Los grupos de empresas

Normalmente, cuando una persona comienza a emprender, forma su empresa y conforme va creciendo, el emprendedor puede caer en la tentación de crear nuevas empresas para mantener diferentes operaciones separadas.

En algunos casos, puede ser que el empresario decida que algunos segmentos especializados de la producción sean separados en compañías independientes, algunas veces la división obedece a que las empresas operan en diferentes países.

Adicionalmente, el empresario puede decidir que su patrimonio personal esté dividido en varias organizaciones y a veces están ubicadas en distintos países, con objeto de distribuir los riesgos o de disminuir su carga impositiva.

Una vez que el empresario tiene en su patrimonio la posesión de varias empresas, éstas empiezan a tener operaciones entre ellas, ya sea porque, como veíamos, son parte de una integración productiva o bien para poder financiar sus negocios o lograr mejores rendimientos o ahorros, así como hacer transferencias de recursos entre ellas.

Con todo esto llega un momento en que el empresario tiene en su haber un conjunto de empresas, aun cuando él no sienta que son un grupo porque no están agrupadas bajo una empresa controladora; sin embargo, sí están bajo el control de una misma persona o de varias, y por lo tanto las instituciones están relacionadas de acuerdo con las definiciones de las autoridades fiscales de los diferentes países.

Por otro lado, los gobiernos buscan recaudar más impuestos y por lo tanto, están al pendiente de que las empresas sólo puedan deducir de sus ingresos, para el cálculo del impuesto sobre la renta, gastos reales que sirvan para que lleven a cabo su objetivo principal de acuerdo con sus estatutos. Por lo mismo, las autoridades revisan que las transacciones entre empresas que estén relacionadas son reales y efectuadas a precios razonables.
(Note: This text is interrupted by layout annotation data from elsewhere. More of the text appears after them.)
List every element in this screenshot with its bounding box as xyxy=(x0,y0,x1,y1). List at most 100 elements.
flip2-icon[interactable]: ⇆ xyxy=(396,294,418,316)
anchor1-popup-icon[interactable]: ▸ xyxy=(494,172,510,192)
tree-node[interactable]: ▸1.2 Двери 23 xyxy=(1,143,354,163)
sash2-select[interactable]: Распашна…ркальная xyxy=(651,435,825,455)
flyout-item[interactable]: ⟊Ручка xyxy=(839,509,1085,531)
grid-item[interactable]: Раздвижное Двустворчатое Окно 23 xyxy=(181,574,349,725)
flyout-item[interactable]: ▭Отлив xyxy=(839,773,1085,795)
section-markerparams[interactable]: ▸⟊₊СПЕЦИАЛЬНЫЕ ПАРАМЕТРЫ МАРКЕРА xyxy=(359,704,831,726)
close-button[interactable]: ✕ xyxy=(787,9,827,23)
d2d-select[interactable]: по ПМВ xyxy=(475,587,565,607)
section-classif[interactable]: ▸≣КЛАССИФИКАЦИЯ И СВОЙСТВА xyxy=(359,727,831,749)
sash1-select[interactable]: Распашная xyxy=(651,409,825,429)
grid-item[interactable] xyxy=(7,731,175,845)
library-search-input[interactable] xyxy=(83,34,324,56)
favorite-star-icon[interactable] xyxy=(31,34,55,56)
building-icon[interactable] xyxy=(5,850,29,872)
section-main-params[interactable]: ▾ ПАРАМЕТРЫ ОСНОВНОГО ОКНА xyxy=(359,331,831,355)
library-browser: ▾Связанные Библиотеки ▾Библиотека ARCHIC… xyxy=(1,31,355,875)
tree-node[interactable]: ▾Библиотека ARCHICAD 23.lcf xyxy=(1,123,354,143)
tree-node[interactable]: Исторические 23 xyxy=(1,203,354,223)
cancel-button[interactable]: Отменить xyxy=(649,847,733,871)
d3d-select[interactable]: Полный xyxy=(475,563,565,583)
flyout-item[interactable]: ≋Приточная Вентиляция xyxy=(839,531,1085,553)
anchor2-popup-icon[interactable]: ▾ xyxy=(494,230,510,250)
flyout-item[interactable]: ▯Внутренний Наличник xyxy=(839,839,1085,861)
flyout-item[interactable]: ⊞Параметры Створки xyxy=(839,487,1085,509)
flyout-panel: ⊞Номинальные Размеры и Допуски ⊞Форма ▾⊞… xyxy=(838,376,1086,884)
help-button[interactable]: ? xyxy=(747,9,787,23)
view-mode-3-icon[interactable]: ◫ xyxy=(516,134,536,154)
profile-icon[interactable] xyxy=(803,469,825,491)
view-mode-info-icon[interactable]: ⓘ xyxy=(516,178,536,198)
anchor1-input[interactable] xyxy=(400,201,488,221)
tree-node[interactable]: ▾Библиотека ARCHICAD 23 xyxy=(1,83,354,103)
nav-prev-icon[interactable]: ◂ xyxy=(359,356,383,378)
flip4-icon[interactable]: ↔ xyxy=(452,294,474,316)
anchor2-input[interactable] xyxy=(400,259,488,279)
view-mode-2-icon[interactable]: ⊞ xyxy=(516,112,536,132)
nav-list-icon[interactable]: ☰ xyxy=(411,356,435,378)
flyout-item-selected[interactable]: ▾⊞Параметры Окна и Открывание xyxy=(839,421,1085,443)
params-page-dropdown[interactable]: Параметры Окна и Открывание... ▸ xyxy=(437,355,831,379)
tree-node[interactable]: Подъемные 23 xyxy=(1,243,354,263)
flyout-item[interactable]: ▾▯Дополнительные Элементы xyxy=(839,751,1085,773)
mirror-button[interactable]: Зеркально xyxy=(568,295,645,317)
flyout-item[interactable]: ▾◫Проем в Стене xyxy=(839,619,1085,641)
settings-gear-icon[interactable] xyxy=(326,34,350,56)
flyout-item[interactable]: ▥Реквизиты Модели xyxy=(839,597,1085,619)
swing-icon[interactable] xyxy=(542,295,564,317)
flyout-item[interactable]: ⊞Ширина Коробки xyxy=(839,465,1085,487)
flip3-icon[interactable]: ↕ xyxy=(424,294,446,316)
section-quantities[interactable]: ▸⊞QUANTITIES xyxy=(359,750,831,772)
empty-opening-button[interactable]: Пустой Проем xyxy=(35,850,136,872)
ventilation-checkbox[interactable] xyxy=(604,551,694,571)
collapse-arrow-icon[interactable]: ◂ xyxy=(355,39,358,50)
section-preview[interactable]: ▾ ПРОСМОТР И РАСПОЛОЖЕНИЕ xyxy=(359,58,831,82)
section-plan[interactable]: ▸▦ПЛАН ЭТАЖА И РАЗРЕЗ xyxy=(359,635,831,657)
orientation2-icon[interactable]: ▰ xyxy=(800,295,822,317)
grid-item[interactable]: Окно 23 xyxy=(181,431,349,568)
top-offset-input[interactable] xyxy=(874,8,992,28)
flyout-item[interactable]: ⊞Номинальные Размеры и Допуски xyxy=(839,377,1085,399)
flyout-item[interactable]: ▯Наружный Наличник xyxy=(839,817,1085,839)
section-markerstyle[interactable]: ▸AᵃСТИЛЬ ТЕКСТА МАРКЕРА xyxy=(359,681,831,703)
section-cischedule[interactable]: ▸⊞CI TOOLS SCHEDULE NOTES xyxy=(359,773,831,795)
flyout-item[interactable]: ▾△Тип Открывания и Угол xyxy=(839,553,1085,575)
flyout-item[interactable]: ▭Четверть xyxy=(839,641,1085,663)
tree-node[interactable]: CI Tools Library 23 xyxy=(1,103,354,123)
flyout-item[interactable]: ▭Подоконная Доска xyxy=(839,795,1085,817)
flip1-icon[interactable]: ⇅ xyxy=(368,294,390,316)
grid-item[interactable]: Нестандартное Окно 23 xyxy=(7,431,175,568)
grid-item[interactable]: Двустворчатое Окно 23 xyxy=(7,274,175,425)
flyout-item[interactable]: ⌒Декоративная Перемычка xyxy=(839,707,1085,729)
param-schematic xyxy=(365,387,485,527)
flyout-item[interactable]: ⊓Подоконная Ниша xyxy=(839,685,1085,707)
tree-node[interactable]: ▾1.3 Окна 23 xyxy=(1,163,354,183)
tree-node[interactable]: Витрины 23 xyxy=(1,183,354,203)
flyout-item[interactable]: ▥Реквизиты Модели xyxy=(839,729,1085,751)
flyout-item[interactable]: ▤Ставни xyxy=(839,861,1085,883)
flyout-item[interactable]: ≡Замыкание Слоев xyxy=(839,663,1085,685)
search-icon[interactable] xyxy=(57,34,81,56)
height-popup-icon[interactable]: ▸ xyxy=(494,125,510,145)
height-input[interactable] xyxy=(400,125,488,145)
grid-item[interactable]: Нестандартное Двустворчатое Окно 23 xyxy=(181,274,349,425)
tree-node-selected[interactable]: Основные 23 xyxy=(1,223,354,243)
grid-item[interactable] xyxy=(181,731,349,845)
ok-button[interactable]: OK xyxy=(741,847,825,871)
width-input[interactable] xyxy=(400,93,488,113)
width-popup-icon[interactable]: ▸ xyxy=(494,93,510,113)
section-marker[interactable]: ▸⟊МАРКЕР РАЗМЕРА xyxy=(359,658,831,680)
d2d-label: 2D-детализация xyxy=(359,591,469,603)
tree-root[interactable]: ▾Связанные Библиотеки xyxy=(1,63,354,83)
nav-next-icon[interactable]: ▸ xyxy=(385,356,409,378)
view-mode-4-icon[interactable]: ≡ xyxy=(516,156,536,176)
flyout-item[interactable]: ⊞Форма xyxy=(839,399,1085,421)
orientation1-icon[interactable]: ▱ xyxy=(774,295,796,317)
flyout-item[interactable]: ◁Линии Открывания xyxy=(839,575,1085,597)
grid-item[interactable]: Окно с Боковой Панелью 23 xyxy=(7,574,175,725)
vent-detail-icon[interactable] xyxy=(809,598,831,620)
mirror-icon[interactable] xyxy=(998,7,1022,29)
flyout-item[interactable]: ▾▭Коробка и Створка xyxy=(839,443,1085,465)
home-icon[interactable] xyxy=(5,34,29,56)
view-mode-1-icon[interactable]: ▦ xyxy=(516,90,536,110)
Para complicar un poco más la ecuación, está la iniciativa de la OCDE llamada Proyecto BEPS (base erosion and profit­ shifting, erosión de las bases y transferencias de beneficios) que se refiere a las estrategias que siguen algunos grupos internacionales de empresas para transferir utilidades de un país a otro, no forzosamente para pagar menos impuestos, y que normalmente perjudica a los países menos desarrollados. En esta propuesta, se invita a las autoridades fiscales de todo el mundo a unificar los criterios de determinación de precios de transferencia e intercambio de información a fin de detectar, de una forma multilateral, cuando existe una transacción indebida de utilidades.

Por todo lo anterior, los empresarios deben cuidar que todas las compañías de su propiedad lleven un control estricto de las transacciones que realizan entre ellas, que las mismas tengan fines coherentes con sus actividades y que sean efectuadas a precios razonables equivalentes a aquellos que utilizarían al hacer negocios con otras no relacionadas. También deben tener en cuenta las reglas y controles establecidos por los diferentes gobiernos y contemplen las restricciones que a su vez dichas reglas y leyes imponen.